Progressive encephalopathy with edema, hypsarrhythmia, and optic atrophy (PEHO) syndrome was first described in Finland, but several patients have been reported from other European and non-European countries. The main features of this autosomal recessive disorder are infantile spasms, severe hypotonia with absence of developmental milestones, blindness, subcutaneous edema of hands and feet, and characteristic dysmorphic features. Data suggest the presence of one major locus in Finnish families with this disorder. In this article, the author describes the main clinical diagnostic findings, emphasizing early progressive brain atrophy, which starts in the cerebellum and brainstem.

Key points

• PEHO is a neurodegenerative disorder with early infantile onset.

• PEHO and PEHO-like syndrome are clinically and genetically diverse entities.

• PEHO and PEHO-like syndrome may be phenotypic endpoints of many severe genetic encephalopathies.

• The inheritance of PEHO in familial cases is autosomal recessive, although most PEHO-spectrum patients represent sporadic cases.

• PEHO was named according to the main clinical findings: progressive encephalopathy with edema, hypsarrhythmia, and optic atrophy.

• Severe hypotonia, blindness, and edema of the face and limbs are typical signs.

• Early brain atrophy, starting in the cerebellum, is the most distinguishing diagnostic feature.

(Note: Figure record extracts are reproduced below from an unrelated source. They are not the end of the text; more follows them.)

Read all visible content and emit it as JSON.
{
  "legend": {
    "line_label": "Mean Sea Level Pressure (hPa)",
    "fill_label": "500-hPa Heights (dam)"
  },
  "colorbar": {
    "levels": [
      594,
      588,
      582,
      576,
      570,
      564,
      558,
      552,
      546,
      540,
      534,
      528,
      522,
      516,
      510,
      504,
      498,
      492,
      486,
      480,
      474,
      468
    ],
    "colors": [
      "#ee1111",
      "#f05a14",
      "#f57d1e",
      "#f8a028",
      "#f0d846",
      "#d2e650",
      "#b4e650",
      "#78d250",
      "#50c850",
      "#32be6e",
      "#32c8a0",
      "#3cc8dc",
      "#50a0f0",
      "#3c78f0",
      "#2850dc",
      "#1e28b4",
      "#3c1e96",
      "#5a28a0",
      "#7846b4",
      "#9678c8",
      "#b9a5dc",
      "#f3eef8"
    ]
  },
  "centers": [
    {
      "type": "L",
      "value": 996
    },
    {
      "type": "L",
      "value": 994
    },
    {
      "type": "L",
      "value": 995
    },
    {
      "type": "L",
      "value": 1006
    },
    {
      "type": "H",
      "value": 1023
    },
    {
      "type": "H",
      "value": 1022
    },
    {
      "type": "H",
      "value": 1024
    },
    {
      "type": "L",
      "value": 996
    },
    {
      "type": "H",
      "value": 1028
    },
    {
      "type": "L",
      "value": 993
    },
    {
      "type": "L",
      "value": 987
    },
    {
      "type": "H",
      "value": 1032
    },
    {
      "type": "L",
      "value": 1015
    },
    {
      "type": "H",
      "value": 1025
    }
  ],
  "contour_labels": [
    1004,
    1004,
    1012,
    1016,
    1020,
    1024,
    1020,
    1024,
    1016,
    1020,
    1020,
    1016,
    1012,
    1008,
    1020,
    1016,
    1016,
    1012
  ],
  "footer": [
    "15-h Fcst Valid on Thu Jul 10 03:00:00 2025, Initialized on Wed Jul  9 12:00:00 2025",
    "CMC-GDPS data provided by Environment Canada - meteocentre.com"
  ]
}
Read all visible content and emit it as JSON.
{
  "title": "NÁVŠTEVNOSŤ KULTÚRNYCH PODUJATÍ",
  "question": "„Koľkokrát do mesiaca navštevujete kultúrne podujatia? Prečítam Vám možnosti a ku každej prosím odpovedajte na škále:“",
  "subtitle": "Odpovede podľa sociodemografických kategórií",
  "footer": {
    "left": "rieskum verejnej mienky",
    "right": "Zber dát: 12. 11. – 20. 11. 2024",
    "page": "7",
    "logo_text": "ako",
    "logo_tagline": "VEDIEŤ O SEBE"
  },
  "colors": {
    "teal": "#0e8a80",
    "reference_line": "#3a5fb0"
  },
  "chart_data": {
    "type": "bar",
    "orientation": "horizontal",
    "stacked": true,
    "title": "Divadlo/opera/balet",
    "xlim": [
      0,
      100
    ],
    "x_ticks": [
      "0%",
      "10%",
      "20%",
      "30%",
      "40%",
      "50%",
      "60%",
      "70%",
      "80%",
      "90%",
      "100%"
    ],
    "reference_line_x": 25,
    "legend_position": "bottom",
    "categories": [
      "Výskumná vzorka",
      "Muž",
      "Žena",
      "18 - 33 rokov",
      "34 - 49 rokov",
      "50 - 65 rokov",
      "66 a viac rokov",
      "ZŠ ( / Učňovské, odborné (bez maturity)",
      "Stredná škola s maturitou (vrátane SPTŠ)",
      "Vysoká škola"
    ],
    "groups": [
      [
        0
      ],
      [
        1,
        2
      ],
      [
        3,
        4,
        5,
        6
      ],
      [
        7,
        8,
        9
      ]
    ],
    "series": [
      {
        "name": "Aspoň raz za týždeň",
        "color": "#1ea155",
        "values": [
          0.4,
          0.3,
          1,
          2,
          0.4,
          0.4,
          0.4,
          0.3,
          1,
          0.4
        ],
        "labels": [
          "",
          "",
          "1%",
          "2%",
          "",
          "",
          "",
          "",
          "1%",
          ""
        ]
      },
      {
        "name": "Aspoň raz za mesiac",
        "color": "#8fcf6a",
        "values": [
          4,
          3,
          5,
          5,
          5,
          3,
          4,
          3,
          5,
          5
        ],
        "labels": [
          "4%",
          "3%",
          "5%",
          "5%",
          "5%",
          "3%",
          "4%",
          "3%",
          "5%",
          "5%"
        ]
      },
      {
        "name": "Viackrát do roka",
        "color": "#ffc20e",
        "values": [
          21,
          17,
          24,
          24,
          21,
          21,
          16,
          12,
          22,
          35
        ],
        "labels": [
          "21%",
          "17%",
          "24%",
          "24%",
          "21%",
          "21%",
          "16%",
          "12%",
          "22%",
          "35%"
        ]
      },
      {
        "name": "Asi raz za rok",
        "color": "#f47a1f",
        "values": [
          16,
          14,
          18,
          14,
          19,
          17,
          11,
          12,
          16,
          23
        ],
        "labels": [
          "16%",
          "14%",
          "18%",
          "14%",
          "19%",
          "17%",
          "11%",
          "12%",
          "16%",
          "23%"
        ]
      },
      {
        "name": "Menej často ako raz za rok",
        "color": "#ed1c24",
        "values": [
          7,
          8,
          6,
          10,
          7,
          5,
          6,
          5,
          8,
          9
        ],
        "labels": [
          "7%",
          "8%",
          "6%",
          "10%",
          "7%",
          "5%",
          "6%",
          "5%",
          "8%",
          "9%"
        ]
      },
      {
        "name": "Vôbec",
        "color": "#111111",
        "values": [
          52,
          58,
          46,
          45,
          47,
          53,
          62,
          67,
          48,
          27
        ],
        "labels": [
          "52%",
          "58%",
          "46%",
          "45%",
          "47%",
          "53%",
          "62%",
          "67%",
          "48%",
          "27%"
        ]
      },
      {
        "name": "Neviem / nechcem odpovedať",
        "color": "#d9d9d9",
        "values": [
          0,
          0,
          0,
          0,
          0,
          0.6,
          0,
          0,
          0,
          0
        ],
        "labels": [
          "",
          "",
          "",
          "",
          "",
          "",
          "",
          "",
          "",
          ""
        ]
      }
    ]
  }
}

Historical note and terminology

Progressive encephalopathy with edema, hypsarrhythmia, and optic atrophy (PEHO) is a progressive infantile brain disorder, first identified by Salonen and colleagues in 14 patients from 11 Finnish families (37). The combination of profound mental retardation with epilepsy, absence of developmental milestones, severe hypotonia with hyperreflexia, transient or persistent subcutaneous edema, and blindness, together with characteristic dysmorphic features, allowed recognition of these patients. It was named according to the main clinical findings (Progressive encephalopathy with Edema, Hypsarrhythmia, and Optic atrophy), and diagnostic clinical criteria were described by Somer (40). It is one of the rare Mendelian syndromes with infantile spasms. Haltia and Somer found uniform neuropathological changes with severe neuronal loss in the inner granular layer of the cerebellum in postmortem studies of eight patients (Haltia and 40). Neuropathologically, the disorder was referred to as "infantile cerebello-optic atrophy."